Before this can be done, the basic issue of how coordinates are assigned must be clarified. When coordinate axes are chosen in space, the procedure is as follows: An origin is selected, two perpendicular lines (the \(x\) and \(y\) axes) are chosen through the origin, and a positive direction on each of these axes is selected quite arbitrarily. Then the line through the origin normal to this \(x\)-\(y\) plane is called the \(z\) axis, but there is a choice of which direction on this axis is the positive one. The two possibilities are shown in Figure [fig:012779], and it is a standard convention that cartesian coordinates are always right-hand coordinate systems. The reason for this terminology is that, in such a system, if the \(z\) axis is grasped in the right hand with the thumb pointing in the positive \(z\) direction, then the fingers curl around from the positive \(x\) axis to the positive \(y\) axis (through a right angle).

Suppose now that \(\mathbf{u}\) and \(\mathbf{v}\) are given and that \(\theta\) is the angle between them (so \(0 \leq \theta \leq \pi\)). Then the direction of \(\|\mathbf{u} \times \mathbf{v}\|\) is given by the right-hand rule.

Right-hand Rule012781 If the vector \(\mathbf{u} \times \mathbf{v}\) is grasped in the right hand and the fingers curl around from \(\mathbf{u}\) to \(\mathbf{v}\) through the angle \(\theta\), the thumb points in the direction for \(\mathbf{u} \times \mathbf{v}\).
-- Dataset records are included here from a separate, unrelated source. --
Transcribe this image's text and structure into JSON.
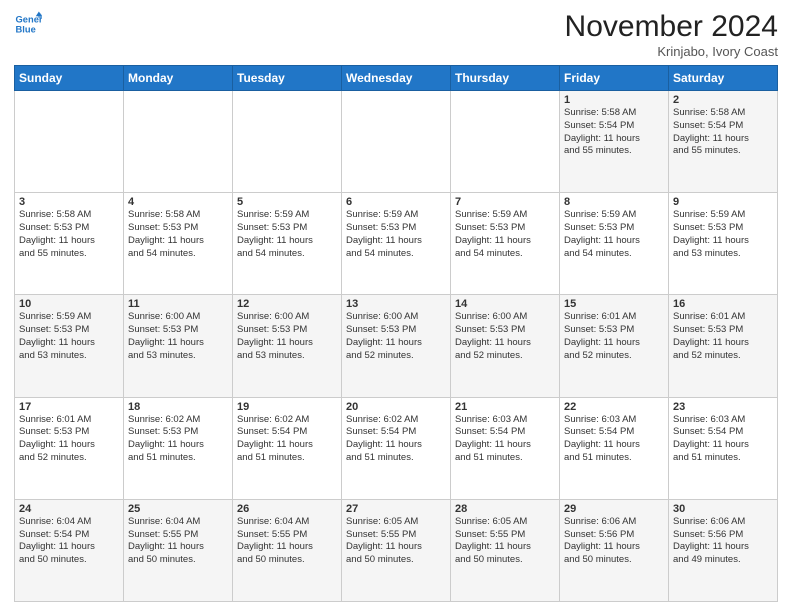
{
  "header": {
    "logo_line1": "General",
    "logo_line2": "Blue",
    "month": "November 2024",
    "location": "Krinjabo, Ivory Coast"
  },
  "weekdays": [
    "Sunday",
    "Monday",
    "Tuesday",
    "Wednesday",
    "Thursday",
    "Friday",
    "Saturday"
  ],
  "weeks": [
    [
      {
        "day": "",
        "info": ""
      },
      {
        "day": "",
        "info": ""
      },
      {
        "day": "",
        "info": ""
      },
      {
        "day": "",
        "info": ""
      },
      {
        "day": "",
        "info": ""
      },
      {
        "day": "1",
        "info": "Sunrise: 5:58 AM\nSunset: 5:54 PM\nDaylight: 11 hours\nand 55 minutes."
      },
      {
        "day": "2",
        "info": "Sunrise: 5:58 AM\nSunset: 5:54 PM\nDaylight: 11 hours\nand 55 minutes."
      }
    ],
    [
      {
        "day": "3",
        "info": "Sunrise: 5:58 AM\nSunset: 5:53 PM\nDaylight: 11 hours\nand 55 minutes."
      },
      {
        "day": "4",
        "info": "Sunrise: 5:58 AM\nSunset: 5:53 PM\nDaylight: 11 hours\nand 54 minutes."
      },
      {
        "day": "5",
        "info": "Sunrise: 5:59 AM\nSunset: 5:53 PM\nDaylight: 11 hours\nand 54 minutes."
      },
      {
        "day": "6",
        "info": "Sunrise: 5:59 AM\nSunset: 5:53 PM\nDaylight: 11 hours\nand 54 minutes."
      },
      {
        "day": "7",
        "info": "Sunrise: 5:59 AM\nSunset: 5:53 PM\nDaylight: 11 hours\nand 54 minutes."
      },
      {
        "day": "8",
        "info": "Sunrise: 5:59 AM\nSunset: 5:53 PM\nDaylight: 11 hours\nand 54 minutes."
      },
      {
        "day": "9",
        "info": "Sunrise: 5:59 AM\nSunset: 5:53 PM\nDaylight: 11 hours\nand 53 minutes."
      }
    ],
    [
      {
        "day": "10",
        "info": "Sunrise: 5:59 AM\nSunset: 5:53 PM\nDaylight: 11 hours\nand 53 minutes."
      },
      {
        "day": "11",
        "info": "Sunrise: 6:00 AM\nSunset: 5:53 PM\nDaylight: 11 hours\nand 53 minutes."
      },
      {
        "day": "12",
        "info": "Sunrise: 6:00 AM\nSunset: 5:53 PM\nDaylight: 11 hours\nand 53 minutes."
      },
      {
        "day": "13",
        "info": "Sunrise: 6:00 AM\nSunset: 5:53 PM\nDaylight: 11 hours\nand 52 minutes."
      },
      {
        "day": "14",
        "info": "Sunrise: 6:00 AM\nSunset: 5:53 PM\nDaylight: 11 hours\nand 52 minutes."
      },
      {
        "day": "15",
        "info": "Sunrise: 6:01 AM\nSunset: 5:53 PM\nDaylight: 11 hours\nand 52 minutes."
      },
      {
        "day": "16",
        "info": "Sunrise: 6:01 AM\nSunset: 5:53 PM\nDaylight: 11 hours\nand 52 minutes."
      }
    ],
    [
      {
        "day": "17",
        "info": "Sunrise: 6:01 AM\nSunset: 5:53 PM\nDaylight: 11 hours\nand 52 minutes."
      },
      {
        "day": "18",
        "info": "Sunrise: 6:02 AM\nSunset: 5:53 PM\nDaylight: 11 hours\nand 51 minutes."
      },
      {
        "day": "19",
        "info": "Sunrise: 6:02 AM\nSunset: 5:54 PM\nDaylight: 11 hours\nand 51 minutes."
      },
      {
        "day": "20",
        "info": "Sunrise: 6:02 AM\nSunset: 5:54 PM\nDaylight: 11 hours\nand 51 minutes."
      },
      {
        "day": "21",
        "info": "Sunrise: 6:03 AM\nSunset: 5:54 PM\nDaylight: 11 hours\nand 51 minutes."
      },
      {
        "day": "22",
        "info": "Sunrise: 6:03 AM\nSunset: 5:54 PM\nDaylight: 11 hours\nand 51 minutes."
      },
      {
        "day": "23",
        "info": "Sunrise: 6:03 AM\nSunset: 5:54 PM\nDaylight: 11 hours\nand 51 minutes."
      }
    ],
    [
      {
        "day": "24",
        "info": "Sunrise: 6:04 AM\nSunset: 5:54 PM\nDaylight: 11 hours\nand 50 minutes."
      },
      {
        "day": "25",
        "info": "Sunrise: 6:04 AM\nSunset: 5:55 PM\nDaylight: 11 hours\nand 50 minutes."
      },
      {
        "day": "26",
        "info": "Sunrise: 6:04 AM\nSunset: 5:55 PM\nDaylight: 11 hours\nand 50 minutes."
      },
      {
        "day": "27",
        "info": "Sunrise: 6:05 AM\nSunset: 5:55 PM\nDaylight: 11 hours\nand 50 minutes."
      },
      {
        "day": "28",
        "info": "Sunrise: 6:05 AM\nSunset: 5:55 PM\nDaylight: 11 hours\nand 50 minutes."
      },
      {
        "day": "29",
        "info": "Sunrise: 6:06 AM\nSunset: 5:56 PM\nDaylight: 11 hours\nand 50 minutes."
      },
      {
        "day": "30",
        "info": "Sunrise: 6:06 AM\nSunset: 5:56 PM\nDaylight: 11 hours\nand 49 minutes."
      }
    ]
  ]
}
To indicate why this is true, introduce coordinates in \(\mathbb{R}^3\) as follows: Let \(\mathbf{u}\) and \(\mathbf{v}\) have a common tail \(O\), choose the origin at \(O\), choose the \(x\) axis so that \(\mathbf{u}\) points in the positive \(x\) direction, and then choose the \(y\) axis so that \(\mathbf{v}\) is in the \(x\)-\(y\) plane and the positive \(y\) axis is on the same side of the \(x\) axis as \(\mathbf{v}\). Then, in this system, \(\mathbf{u}\) and \(\mathbf{v}\) have component form \(\mathbf{u} = \left[ \begin{array}{r} a\\ 0\\ 0 \end{array} \right]\) and \(\mathbf{v} = \left[ \begin{array}{r} b\\ c\\ 0 \end{array} \right]\) where \(a > 0\) and \(c > 0\). The situation is depicted in Figure [fig:012789]. The right-hand rule asserts that \(\mathbf{u} \times \mathbf{v}\) should point in the positive \(z\) direction. But our definition of \(\mathbf{u} \times \mathbf{v}\) gives

\[\mathbf{u} \times \mathbf{v} = \det \left[ \begin{array}{rrr} \mathbf{i} & a & b\\ \mathbf{j} & 0 & c\\ \mathbf{k} & 0 & 0 \end{array} \right] = \left[ \begin{array}{c} 0\\ 0\\ ac \end{array} \right] = (ac)\mathbf{k} \nonumber \]

and \((ac) \mathbf{k}\) has the positive \(z\) direction because \(ac > 0\).